# Does Roamio Basic have a cablecard slot?



## Thom (Jun 5, 2000)

Tivo.com indicates that the 4 tuner Roamio has a cablecard slot, yet I cannot see a slot in either the external or internal photos of the 4 tuner model.

Does it have a cablecard slot? A comparison table on tivo.com shows all three Roamios as Fios compatible and all three as cablecard compatible.


----------



## BigJimOutlaw (Mar 21, 2004)

It does, it's on the bottom of that one.


----------



## jfh3 (Apr 15, 2004)

Underneath a little trap door.


----------



## Thom (Jun 5, 2000)

Thanks!


----------



## HarperVision (May 14, 2007)

jfh3 said:


> Underneath a little trap door.


Oh, so THAT must be where Juliette finally pops out!


----------



## amseven11 (Dec 24, 2011)

Here is a photo of the bottom of the entry level Roamio with the cable card door opened..


----------



## aaronwt (Jan 31, 2002)

amseven11 said:


> Here is a photo of the bottom of the entry level Roamio with the cable card door opened..
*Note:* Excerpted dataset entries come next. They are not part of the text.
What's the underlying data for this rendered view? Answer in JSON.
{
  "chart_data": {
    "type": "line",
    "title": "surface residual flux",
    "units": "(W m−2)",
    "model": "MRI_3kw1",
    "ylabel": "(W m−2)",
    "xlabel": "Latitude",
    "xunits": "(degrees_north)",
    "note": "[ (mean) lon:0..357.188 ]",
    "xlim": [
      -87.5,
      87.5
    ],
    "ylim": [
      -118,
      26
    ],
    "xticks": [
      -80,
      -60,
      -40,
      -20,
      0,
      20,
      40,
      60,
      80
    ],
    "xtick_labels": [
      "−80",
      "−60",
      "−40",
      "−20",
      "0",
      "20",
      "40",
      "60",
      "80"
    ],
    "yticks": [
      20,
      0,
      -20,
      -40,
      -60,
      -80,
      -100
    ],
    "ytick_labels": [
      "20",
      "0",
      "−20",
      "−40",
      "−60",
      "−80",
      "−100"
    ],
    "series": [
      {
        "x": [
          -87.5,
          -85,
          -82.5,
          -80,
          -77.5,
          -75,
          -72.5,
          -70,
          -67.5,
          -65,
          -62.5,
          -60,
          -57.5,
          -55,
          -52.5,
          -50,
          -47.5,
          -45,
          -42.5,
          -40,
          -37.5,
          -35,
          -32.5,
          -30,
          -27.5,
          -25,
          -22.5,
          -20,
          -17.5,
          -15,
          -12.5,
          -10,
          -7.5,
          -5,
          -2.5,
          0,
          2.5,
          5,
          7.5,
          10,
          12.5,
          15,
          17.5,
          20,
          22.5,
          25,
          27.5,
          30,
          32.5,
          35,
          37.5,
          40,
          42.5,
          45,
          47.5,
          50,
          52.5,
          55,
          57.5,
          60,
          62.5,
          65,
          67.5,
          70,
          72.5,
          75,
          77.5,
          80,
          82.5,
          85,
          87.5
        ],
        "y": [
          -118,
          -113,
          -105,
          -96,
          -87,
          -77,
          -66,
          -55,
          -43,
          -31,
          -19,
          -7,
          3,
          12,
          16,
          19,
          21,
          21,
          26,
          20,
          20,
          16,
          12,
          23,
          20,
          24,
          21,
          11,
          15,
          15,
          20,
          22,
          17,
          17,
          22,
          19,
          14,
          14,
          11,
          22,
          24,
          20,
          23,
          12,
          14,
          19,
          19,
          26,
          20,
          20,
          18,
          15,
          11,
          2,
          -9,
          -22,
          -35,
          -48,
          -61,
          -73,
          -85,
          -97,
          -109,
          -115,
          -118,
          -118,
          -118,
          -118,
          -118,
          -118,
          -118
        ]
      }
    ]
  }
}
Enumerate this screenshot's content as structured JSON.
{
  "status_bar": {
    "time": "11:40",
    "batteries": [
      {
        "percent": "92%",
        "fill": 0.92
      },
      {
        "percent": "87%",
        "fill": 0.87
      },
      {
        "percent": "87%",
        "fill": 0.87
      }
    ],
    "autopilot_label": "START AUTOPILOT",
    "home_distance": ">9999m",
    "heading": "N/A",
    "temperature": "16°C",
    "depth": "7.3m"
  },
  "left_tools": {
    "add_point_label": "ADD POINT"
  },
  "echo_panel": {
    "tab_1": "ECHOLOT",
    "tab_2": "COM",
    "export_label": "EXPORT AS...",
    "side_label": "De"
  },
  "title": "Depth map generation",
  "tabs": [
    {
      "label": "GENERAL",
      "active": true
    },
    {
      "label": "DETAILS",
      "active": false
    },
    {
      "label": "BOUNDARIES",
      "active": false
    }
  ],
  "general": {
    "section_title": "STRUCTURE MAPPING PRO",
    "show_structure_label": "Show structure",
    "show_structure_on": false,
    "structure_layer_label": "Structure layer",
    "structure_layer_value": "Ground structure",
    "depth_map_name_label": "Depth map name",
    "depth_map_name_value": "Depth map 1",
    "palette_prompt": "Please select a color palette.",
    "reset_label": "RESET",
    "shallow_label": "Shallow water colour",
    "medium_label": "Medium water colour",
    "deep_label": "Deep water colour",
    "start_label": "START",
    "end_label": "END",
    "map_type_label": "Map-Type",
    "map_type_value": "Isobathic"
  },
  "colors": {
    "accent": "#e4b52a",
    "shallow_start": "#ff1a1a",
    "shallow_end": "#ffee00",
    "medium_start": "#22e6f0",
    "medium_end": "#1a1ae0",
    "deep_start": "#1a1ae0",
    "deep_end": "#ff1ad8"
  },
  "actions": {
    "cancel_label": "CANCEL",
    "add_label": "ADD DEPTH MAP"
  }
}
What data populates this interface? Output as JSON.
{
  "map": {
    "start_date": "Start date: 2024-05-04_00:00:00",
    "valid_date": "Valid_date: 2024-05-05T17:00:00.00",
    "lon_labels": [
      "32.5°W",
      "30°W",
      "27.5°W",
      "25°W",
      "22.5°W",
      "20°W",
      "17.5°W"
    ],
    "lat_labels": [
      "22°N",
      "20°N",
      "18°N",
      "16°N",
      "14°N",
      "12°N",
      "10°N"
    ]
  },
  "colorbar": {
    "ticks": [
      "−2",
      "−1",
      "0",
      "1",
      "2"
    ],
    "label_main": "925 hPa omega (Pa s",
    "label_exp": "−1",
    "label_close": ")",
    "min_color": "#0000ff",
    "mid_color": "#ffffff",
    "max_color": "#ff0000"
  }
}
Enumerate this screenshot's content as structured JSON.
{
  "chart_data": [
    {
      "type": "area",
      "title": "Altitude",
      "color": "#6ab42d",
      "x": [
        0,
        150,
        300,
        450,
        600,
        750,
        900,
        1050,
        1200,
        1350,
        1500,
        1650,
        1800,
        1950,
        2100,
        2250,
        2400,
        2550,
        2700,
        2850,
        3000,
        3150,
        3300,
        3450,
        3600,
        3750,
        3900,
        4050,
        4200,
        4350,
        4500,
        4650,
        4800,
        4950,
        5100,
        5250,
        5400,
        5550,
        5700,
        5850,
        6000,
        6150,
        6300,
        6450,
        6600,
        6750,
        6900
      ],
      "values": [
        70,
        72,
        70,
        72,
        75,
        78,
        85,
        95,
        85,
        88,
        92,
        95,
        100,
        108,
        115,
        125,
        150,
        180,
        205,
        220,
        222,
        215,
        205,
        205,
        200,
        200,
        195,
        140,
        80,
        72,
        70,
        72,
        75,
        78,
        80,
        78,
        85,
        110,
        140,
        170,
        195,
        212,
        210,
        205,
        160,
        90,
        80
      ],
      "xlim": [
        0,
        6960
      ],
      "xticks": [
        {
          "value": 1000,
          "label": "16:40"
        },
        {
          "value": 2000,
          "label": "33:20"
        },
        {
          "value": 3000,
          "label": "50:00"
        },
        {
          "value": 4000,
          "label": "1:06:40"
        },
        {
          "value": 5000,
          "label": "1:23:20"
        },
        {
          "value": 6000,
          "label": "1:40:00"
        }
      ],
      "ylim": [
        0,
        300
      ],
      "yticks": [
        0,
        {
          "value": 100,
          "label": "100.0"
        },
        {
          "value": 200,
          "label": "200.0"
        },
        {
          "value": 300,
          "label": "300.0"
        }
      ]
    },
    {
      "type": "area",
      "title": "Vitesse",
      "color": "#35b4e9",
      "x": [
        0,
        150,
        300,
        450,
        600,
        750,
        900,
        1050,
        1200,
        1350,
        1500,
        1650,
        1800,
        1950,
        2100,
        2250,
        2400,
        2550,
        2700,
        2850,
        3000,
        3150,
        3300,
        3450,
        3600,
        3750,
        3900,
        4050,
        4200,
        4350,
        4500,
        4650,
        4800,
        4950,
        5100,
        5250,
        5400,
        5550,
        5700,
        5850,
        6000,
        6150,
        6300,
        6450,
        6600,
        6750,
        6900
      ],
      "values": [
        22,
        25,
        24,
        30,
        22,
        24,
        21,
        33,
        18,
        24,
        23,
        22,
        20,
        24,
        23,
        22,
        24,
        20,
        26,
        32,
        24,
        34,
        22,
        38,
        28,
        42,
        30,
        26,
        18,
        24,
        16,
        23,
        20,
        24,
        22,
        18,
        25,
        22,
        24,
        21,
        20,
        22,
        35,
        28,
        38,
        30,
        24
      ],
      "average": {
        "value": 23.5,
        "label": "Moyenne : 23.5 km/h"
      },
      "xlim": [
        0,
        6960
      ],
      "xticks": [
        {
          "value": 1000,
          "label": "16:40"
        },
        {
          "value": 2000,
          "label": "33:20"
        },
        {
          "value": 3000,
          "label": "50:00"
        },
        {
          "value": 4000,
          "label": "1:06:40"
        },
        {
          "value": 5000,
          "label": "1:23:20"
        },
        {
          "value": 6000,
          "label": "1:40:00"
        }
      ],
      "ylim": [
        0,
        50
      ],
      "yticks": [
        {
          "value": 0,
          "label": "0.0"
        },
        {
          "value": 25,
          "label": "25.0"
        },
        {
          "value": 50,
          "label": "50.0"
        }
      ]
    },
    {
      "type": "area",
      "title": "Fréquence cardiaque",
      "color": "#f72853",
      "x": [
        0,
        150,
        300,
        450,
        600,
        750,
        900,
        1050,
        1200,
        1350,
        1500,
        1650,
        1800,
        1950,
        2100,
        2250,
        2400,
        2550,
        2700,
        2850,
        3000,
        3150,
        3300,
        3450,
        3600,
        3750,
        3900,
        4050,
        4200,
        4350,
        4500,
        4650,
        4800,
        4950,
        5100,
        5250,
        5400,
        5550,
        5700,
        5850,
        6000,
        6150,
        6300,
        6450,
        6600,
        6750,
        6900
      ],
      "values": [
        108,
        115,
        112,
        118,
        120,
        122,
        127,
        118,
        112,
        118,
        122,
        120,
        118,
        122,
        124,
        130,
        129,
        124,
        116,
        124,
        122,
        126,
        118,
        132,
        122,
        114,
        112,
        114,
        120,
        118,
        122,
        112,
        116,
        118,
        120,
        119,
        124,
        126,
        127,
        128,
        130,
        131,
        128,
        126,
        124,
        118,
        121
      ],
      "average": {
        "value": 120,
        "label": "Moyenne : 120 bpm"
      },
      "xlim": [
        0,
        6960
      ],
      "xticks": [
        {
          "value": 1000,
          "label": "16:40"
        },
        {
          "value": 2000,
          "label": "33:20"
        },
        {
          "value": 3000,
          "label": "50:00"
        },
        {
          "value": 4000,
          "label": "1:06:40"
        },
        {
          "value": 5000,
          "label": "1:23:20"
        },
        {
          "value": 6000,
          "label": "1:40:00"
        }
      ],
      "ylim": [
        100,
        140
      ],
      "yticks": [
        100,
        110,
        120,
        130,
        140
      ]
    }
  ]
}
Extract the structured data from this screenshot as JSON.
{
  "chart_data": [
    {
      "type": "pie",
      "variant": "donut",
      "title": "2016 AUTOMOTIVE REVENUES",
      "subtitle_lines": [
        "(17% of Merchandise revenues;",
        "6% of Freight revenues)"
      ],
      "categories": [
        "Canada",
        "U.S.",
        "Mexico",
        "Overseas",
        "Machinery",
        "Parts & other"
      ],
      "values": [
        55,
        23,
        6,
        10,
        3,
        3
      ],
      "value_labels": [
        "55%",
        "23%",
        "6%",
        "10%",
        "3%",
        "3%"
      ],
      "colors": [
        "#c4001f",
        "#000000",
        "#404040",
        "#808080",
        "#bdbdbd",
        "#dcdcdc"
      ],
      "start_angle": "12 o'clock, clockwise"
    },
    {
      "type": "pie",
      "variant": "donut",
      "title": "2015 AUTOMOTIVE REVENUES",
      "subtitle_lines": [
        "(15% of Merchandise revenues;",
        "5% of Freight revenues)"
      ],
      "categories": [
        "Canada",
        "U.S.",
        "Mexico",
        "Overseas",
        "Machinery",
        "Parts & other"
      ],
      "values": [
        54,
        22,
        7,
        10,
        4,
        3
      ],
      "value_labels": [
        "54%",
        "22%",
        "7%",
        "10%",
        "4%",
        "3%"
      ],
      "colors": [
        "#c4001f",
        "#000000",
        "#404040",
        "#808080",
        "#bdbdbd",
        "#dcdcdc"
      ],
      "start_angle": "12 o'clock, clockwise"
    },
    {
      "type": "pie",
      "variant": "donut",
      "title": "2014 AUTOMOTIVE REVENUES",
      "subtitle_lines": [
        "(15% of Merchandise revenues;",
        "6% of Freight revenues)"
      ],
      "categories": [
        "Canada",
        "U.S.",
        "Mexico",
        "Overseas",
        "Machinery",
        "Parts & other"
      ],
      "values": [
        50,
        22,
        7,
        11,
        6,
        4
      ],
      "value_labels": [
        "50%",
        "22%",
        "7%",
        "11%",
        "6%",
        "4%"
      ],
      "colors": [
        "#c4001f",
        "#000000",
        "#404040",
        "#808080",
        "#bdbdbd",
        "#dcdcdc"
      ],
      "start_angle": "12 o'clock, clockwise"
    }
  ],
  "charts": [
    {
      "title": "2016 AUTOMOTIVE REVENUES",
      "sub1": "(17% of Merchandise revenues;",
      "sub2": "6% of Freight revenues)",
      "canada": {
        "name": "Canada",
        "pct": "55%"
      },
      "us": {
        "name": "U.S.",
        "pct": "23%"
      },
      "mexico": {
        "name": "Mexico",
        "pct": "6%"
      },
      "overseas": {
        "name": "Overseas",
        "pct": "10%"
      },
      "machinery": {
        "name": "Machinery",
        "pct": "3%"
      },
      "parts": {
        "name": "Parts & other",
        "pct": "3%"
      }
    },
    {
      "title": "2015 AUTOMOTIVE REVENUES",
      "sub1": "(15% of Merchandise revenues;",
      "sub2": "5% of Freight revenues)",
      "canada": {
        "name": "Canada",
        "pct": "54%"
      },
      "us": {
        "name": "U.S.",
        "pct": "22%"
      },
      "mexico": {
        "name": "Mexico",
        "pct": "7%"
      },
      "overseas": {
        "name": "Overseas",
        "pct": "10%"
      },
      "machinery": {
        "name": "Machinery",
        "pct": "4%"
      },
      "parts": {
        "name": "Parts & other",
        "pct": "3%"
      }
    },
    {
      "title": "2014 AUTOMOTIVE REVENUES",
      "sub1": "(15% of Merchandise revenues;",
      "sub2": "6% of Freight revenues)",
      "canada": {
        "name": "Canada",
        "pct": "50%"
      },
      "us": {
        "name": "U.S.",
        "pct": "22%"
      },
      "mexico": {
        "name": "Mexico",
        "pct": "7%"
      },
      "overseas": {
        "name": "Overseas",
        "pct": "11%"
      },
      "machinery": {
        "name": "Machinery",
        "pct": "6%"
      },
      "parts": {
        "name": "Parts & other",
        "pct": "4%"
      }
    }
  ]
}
WOW!! I didn't realize the Romaio was so small. There is barely enough depth for the cable card.


----------



## Doit2it (Jan 3, 2006)

Thank you! I was getting ready to post the same question when this thread popped up on the "similar threads" warning. The Tivo website is vague on it's location, and no Google photos show where it is.


----------